While this approach still accomplishes concurrent processing, it deviates from the idiomatic use of goroutines and channels in Go and involves lower-level thread management.

 1
 2
 3
 4
 5
 6
 7
 8
 9
10
11
12
13
14
15
16
17
18
19
20
21
22
23
24
25
26
27
28
29
30
31
32
33
34
35
36
37
38
39
40
41
42
43


package main

import (
	"fmt"
	"io"
	"net/http"
)

func main() {
	urls := []string{"https://example.com", "https://google.com", "https://github.com"}

	// Create a channel to receive the results
	results := make(chan string)

	// Launch a goroutine for each URL
	for _, url := range urls {
		go fetchURL(url, results)
	}

	// Collect the results
	for i := 0; i < len(urls); i++ {
		result := <-results
		fmt.Println("Fetched:", result)
	}
}

func fetchURL(url string, results chan<- string) {
	resp, err := http.Get(url)
	if err != nil {
		results <- fmt.Sprintf("Error fetching %s: %s", url, err.Error())
		return
	}

	defer resp.Body.Close()

	body, err := io.ReadAll(resp.Body)
	if err != nil {
		results <- fmt.Sprintf("Error reading response body from %s: %s", url, err.Error())
		return
	}

	results <- fmt.Sprintf("URL: %s, Length: %d", url, len(body))
}

Now, we launch a goroutine for each URL, and each goroutine fetches the content of the URL. The results are then sent back through the results channel. Finally, we collect the results and print them.

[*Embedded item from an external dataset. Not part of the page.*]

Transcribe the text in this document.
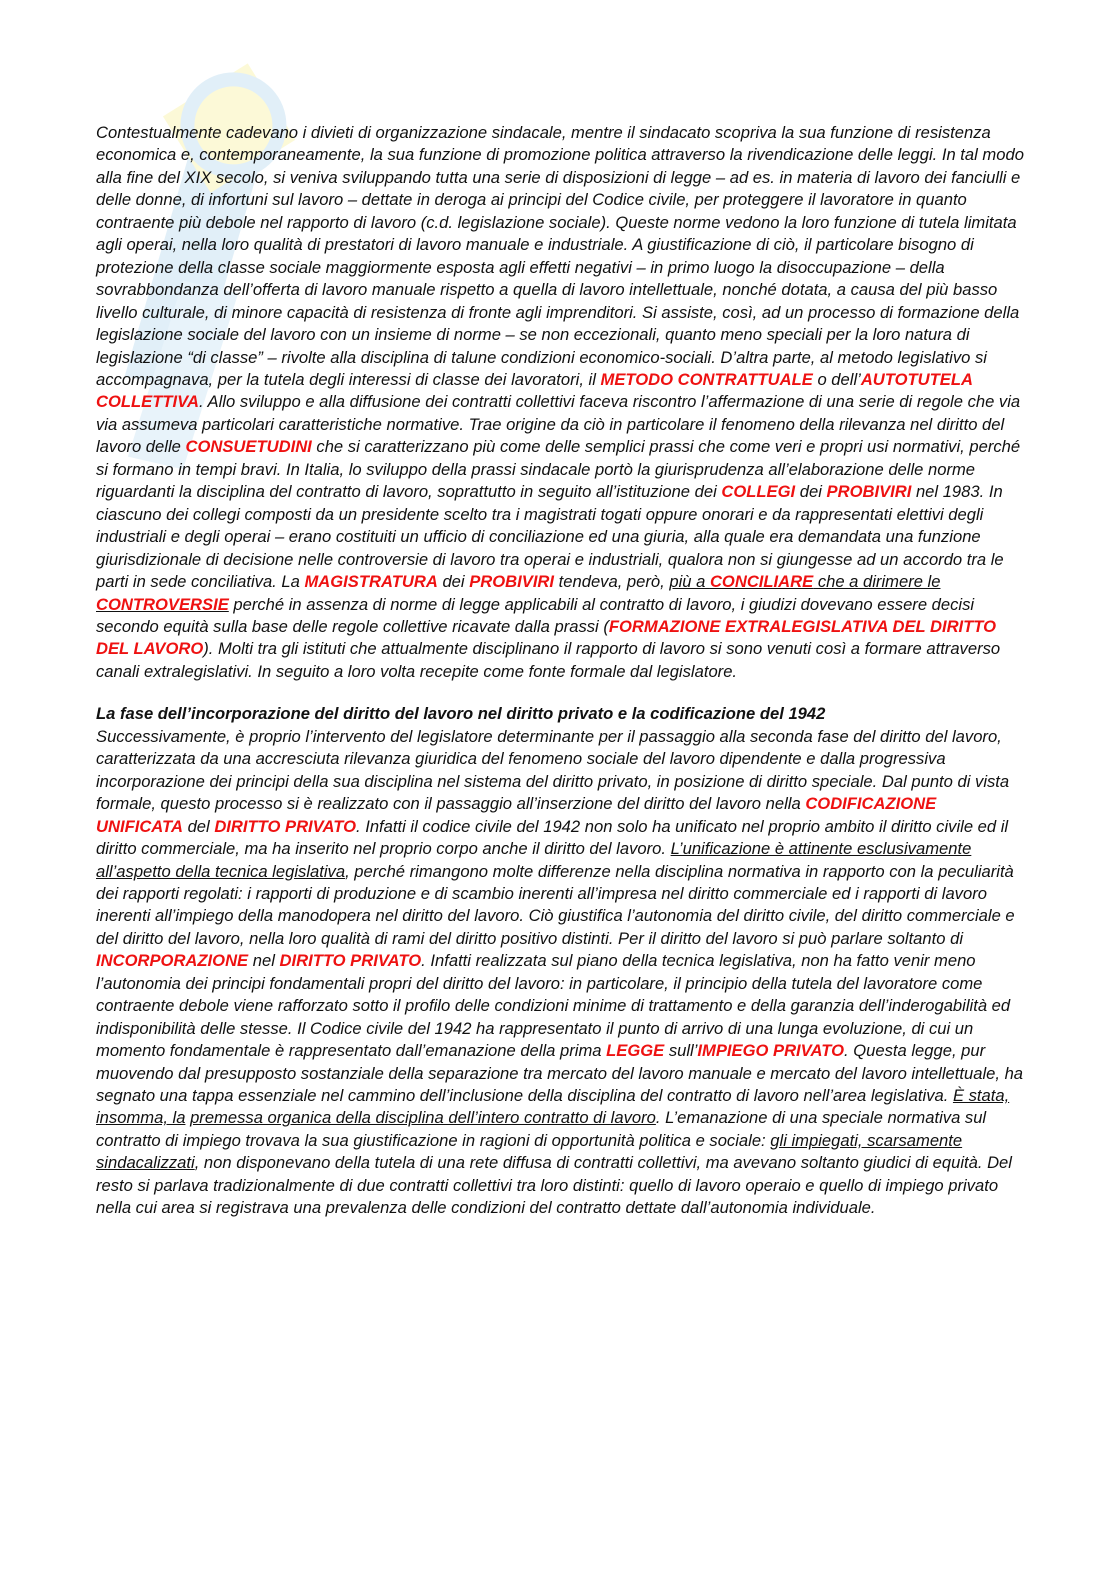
Contestualmente cadevano i divieti di organizzazione sindacale, mentre il sindacato scopriva la sua funzione di resistenza economica e, contemporaneamente, la sua funzione di promozione politica attraverso la rivendicazione delle leggi. In tal modo alla fine del XIX secolo, si veniva sviluppando tutta una serie di disposizioni di legge – ad es. in materia di lavoro dei fanciulli e delle donne, di infortuni sul lavoro – dettate in deroga ai principi del Codice civile, per proteggere il lavoratore in quanto contraente più debole nel rapporto di lavoro (c.d. legislazione sociale). Queste norme vedono la loro funzione di tutela limitata agli operai, nella loro qualità di prestatori di lavoro manuale e industriale. A giustificazione di ciò, il particolare bisogno di protezione della classe sociale maggiormente esposta agli effetti negativi – in primo luogo la disoccupazione – della sovrabbondanza dell’offerta di lavoro manuale rispetto a quella di lavoro intellettuale, nonché dotata, a causa del più basso livello culturale, di minore capacità di resistenza di fronte agli imprenditori. Si assiste, così, ad un processo di formazione della legislazione sociale del lavoro con un insieme di norme – se non eccezionali, quanto meno speciali per la loro natura di legislazione “di classe” – rivolte alla disciplina di talune condizioni economico-sociali. D’altra parte, al metodo legislativo si accompagnava, per la tutela degli interessi di classe dei lavoratori, il METODO CONTRATTUALE o dell’AUTOTUTELA COLLETTIVA. Allo sviluppo e alla diffusione dei contratti collettivi faceva riscontro l’affermazione di una serie di regole che via via assumeva particolari caratteristiche normative. Trae origine da ciò in particolare il fenomeno della rilevanza nel diritto del lavoro delle CONSUETUDINI che si caratterizzano più come delle semplici prassi che come veri e propri usi normativi, perché si formano in tempi bravi. In Italia, lo sviluppo della prassi sindacale portò la giurisprudenza all’elaborazione delle norme riguardanti la disciplina del contratto di lavoro, soprattutto in seguito all’istituzione dei COLLEGI dei PROBIVIRI nel 1983. In ciascuno dei collegi composti da un presidente scelto tra i magistrati togati oppure onorari e da rappresentati elettivi degli industriali e degli operai – erano costituiti un ufficio di conciliazione ed una giuria, alla quale era demandata una funzione giurisdizionale di decisione nelle controversie di lavoro tra operai e industriali, qualora non si giungesse ad un accordo tra le parti in sede conciliativa. La MAGISTRATURA dei PROBIVIRI tendeva, però, più a CONCILIARE che a dirimere le CONTROVERSIE perché in assenza di norme di legge applicabili al contratto di lavoro, i giudizi dovevano essere decisi secondo equità sulla base delle regole collettive ricavate dalla prassi (FORMAZIONE EXTRALEGISLATIVA DEL DIRITTO DEL LAVORO). Molti tra gli istituti che attualmente disciplinano il rapporto di lavoro si sono venuti così a formare attraverso canali extralegislativi. In seguito a loro volta recepite come fonte formale dal legislatore.

La fase dell’incorporazione del diritto del lavoro nel diritto privato e la codificazione del 1942

Successivamente, è proprio l’intervento del legislatore determinante per il passaggio alla seconda fase del diritto del lavoro, caratterizzata da una accresciuta rilevanza giuridica del fenomeno sociale del lavoro dipendente e dalla progressiva incorporazione dei principi della sua disciplina nel sistema del diritto privato, in posizione di diritto speciale. Dal punto di vista formale, questo processo si è realizzato con il passaggio all’inserzione del diritto del lavoro nella CODIFICAZIONE UNIFICATA del DIRITTO PRIVATO. Infatti il codice civile del 1942 non solo ha unificato nel proprio ambito il diritto civile ed il diritto commerciale, ma ha inserito nel proprio corpo anche il diritto del lavoro. L’unificazione è attinente esclusivamente all’aspetto della tecnica legislativa, perché rimangono molte differenze nella disciplina normativa in rapporto con la peculiarità dei rapporti regolati: i rapporti di produzione e di scambio inerenti all’impresa nel diritto commerciale ed i rapporti di lavoro inerenti all’impiego della manodopera nel diritto del lavoro. Ciò giustifica l’autonomia del diritto civile, del diritto commerciale e del diritto del lavoro, nella loro qualità di rami del diritto positivo distinti. Per il diritto del lavoro si può parlare soltanto di INCORPORAZIONE nel DIRITTO PRIVATO. Infatti realizzata sul piano della tecnica legislativa, non ha fatto venir meno l’autonomia dei principi fondamentali propri del diritto del lavoro: in particolare, il principio della tutela del lavoratore come contraente debole viene rafforzato sotto il profilo delle condizioni minime di trattamento e della garanzia dell’inderogabilità ed indisponibilità delle stesse. Il Codice civile del 1942 ha rappresentato il punto di arrivo di una lunga evoluzione, di cui un momento fondamentale è rappresentato dall’emanazione della prima LEGGE sull’IMPIEGO PRIVATO. Questa legge, pur muovendo dal presupposto sostanziale della separazione tra mercato del lavoro manuale e mercato del lavoro intellettuale, ha segnato una tappa essenziale nel cammino dell’inclusione della disciplina del contratto di lavoro nell’area legislativa. È stata, insomma, la premessa organica della disciplina dell’intero contratto di lavoro. L’emanazione di una speciale normativa sul contratto di impiego trovava la sua giustificazione in ragioni di opportunità politica e sociale: gli impiegati, scarsamente sindacalizzati, non disponevano della tutela di una rete diffusa di contratti collettivi, ma avevano soltanto giudici di equità. Del resto si parlava tradizionalmente di due contratti collettivi tra loro distinti: quello di lavoro operaio e quello di impiego privato nella cui area si registrava una prevalenza delle condizioni del contratto dettate dall’autonomia individuale.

This approach, (while still not optimal) aligns with the idiomatic way of utilizing goroutines and channels for concurrent tasks in Go and is much more readable and thus maintainable in the future.

Closing thoughts

Further quoting yacoset,

There’s a thousand computer languages because there’s a thousand classes of problems we can solve with software. In the 1980s, after the Macintosh debut, a hundred DOS products were ported to the new mouse-driven platform by clubbing the Alto-inspired UI over the head and brute-forcing the keyboard-driven paradigms of PCs into the Mac’s visual atmosphere. Most of these were rejected by Apple or the market, and if they came back for a second try they came back because somebody flipped open the spiral-bound HIG and read it sincerely.

As programmers, I think we should take pride in our craft, and always try to program with the grain of the platform we are on. Many benefits await!